Step 6: Dance until the stars you recognize move out of sight. Bathe in island stickiness. I was fortunate enough to catch Job2Do twice while here. Life is just better when you’re grinding sand with bare feet to Thai reggae.

Step 7: (optional) Go wash off the sweat from hundreds of strangers with a clothing-optional swim. Go alone or join a group. If you’re really lucky, catch the glowing phosphorescent plankton in the water. Those eerie-green sea fireflies are magic when popping in the black water around nude bodies. Note: Don’t take anything to the beach with you. Some voyeuristic thief even stole the toilet paper out of my pockets. Twice!

Long Beach Sunsets

Sunset at Long Beach on Koh Lanta

Never refuse such a free, beautiful gift. After an epiphany a few years ago, I know better than to miss the sunsets here. I’ve seen the liquid blue of the Andaman pull that globe down pretty much every night. The sun accelerates, going for a cool dip, and then gets swallowed up in one final flash of brilliance. Venus pops in the west sky shortly thereafter, followed by the hunter Orion, who no doubt, fancies her.

When that sun drops over the corner of the earth, it promptly presents itself to my friends and family in the Eastern Timezone. Alarm clocks will go off shortly after – a terrifying thought.

Conversations

Boats parked on Koh Lanta

There are some impressive people floating among the flotsam of tourists and alcoholic crusties plodding around in Speedos. I’ve met many long-term residents here and a handful of vagabonds. Brilliant conversations tend to bloom quicker than at home. But not all are life changing. Some are just bloody funny. Here’s an actual conversation from three nights ago:

“There was a cobra at our bungalow tonight,” the friendly Dutch couple relates. A few interested faces looked up from the minimart table for a moment. The hiss of another cold bottle of Leo is the only sound for a few seconds.

Inside your actual bungalow or just hanging around?”

“Nah, it was just out front.” The Dutch guy sounded disappointed. I grin. Previous conversations resume and even the couple is already bored with the subject. Even potentially deadly snakes living in nearby proximity can’t phase the experienced folks here. Just another reason to love this place more.

Storms

Overlook on Koh Lanta

Only one other time have I seen such a lightening storm while stars were still visible: in Sumatra, just before a volcano climb the next morning. It consumed my laptop. This time I was smart enough to unplug and sit on the beach for the show. A monster the size of a skyscraper slithered across the sea. It looked like a dragon pulling a tail of clouds. A purple, forked tongue lapped at the water; I could hear the storm breathing in a steady rumble. An ethereal beast that came to put on a show for us sentients.
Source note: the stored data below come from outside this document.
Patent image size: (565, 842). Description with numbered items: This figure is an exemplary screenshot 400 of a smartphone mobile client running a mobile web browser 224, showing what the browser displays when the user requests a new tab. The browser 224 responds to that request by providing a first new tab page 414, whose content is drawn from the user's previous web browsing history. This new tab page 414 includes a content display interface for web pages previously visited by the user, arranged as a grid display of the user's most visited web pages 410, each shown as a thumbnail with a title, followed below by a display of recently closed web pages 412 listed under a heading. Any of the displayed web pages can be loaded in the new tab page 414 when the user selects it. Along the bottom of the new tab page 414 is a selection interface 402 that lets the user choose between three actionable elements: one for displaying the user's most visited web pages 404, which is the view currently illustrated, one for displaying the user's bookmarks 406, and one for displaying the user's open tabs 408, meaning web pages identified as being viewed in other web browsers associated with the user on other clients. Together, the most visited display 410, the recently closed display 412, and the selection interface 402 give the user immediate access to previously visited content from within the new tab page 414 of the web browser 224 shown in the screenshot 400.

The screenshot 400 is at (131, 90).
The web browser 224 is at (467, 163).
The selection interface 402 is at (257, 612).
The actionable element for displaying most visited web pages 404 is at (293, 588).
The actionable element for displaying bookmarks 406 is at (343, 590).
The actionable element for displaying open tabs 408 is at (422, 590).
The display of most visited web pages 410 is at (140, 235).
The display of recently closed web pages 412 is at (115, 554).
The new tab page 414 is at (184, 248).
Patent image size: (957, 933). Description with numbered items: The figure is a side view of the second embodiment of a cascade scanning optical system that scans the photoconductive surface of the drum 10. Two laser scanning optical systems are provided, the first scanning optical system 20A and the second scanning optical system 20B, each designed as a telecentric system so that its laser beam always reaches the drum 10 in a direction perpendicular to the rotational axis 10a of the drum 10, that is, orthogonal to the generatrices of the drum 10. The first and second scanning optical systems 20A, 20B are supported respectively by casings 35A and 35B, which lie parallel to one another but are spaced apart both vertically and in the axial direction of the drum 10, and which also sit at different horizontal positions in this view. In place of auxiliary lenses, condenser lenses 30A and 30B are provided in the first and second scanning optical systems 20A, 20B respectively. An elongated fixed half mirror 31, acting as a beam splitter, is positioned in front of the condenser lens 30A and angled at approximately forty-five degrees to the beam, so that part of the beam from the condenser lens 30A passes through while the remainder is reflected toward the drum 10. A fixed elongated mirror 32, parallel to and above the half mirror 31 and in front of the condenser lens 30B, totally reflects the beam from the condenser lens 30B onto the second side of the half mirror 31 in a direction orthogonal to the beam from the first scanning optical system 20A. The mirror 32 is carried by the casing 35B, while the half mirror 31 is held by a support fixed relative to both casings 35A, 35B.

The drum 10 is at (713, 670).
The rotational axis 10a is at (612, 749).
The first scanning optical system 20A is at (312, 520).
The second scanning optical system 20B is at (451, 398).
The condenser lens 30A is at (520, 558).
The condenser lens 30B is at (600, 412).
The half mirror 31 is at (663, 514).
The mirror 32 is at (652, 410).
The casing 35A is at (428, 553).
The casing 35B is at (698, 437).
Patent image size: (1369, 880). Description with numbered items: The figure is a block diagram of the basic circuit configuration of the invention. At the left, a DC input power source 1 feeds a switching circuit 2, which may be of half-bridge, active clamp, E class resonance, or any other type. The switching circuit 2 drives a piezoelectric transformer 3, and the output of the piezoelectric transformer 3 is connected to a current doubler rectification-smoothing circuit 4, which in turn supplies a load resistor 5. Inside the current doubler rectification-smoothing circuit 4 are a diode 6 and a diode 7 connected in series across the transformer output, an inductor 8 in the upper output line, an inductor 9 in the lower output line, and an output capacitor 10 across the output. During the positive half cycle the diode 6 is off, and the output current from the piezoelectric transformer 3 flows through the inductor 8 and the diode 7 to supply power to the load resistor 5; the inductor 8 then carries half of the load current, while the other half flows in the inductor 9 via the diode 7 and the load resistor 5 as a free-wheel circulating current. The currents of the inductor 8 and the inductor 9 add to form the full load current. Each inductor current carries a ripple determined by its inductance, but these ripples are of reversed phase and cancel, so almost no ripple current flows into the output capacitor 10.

Mesmerized, I couldn’t have run away if I wanted.

We gripped the sand and didn’t dare move until the juggernaut crawled past just to the north. Someone really got theirs that night.

My Month on Long Beach

A beach on Koh Lanta, Thailand

(Note: This isn’t Long Beach on Koh Lanta, it’s a short drive away)

I danced plenty with Koh Lanta – my island sweetheart in this world. My sweat, skin, and blood are still all over this island. But along with a month of happy memories, I managed to kick a sizable dent into an upcoming book about unconventional people and the vagabonding lifestyle. It’ll be done when it’s done. I’m just the monkey on the keyboard…this thing is writing itself.

So come listen to the geckos bark. Give the phosphorescence a show of your own. Sweat under a pagan moon. Enjoy the hideous orgy of ants. Get your flip-flops stolen. Fall in love – at least with the sand beneath your feet. Grip that throttle and hold on tight. It’s easy to get a fever for life here. This is one special island that special people know can’t be forgotten.

I’ll certainly be back to Long Beach on Koh Lanta. It’s a home of mine. But until then, I’m returning north to Chiang Mai to do what I can to contribute to the madness of Songkran.

Back to the front; it’s my duty. There’s a sizable water cannon there with my name on it, along with a few moat parasites. Life is good!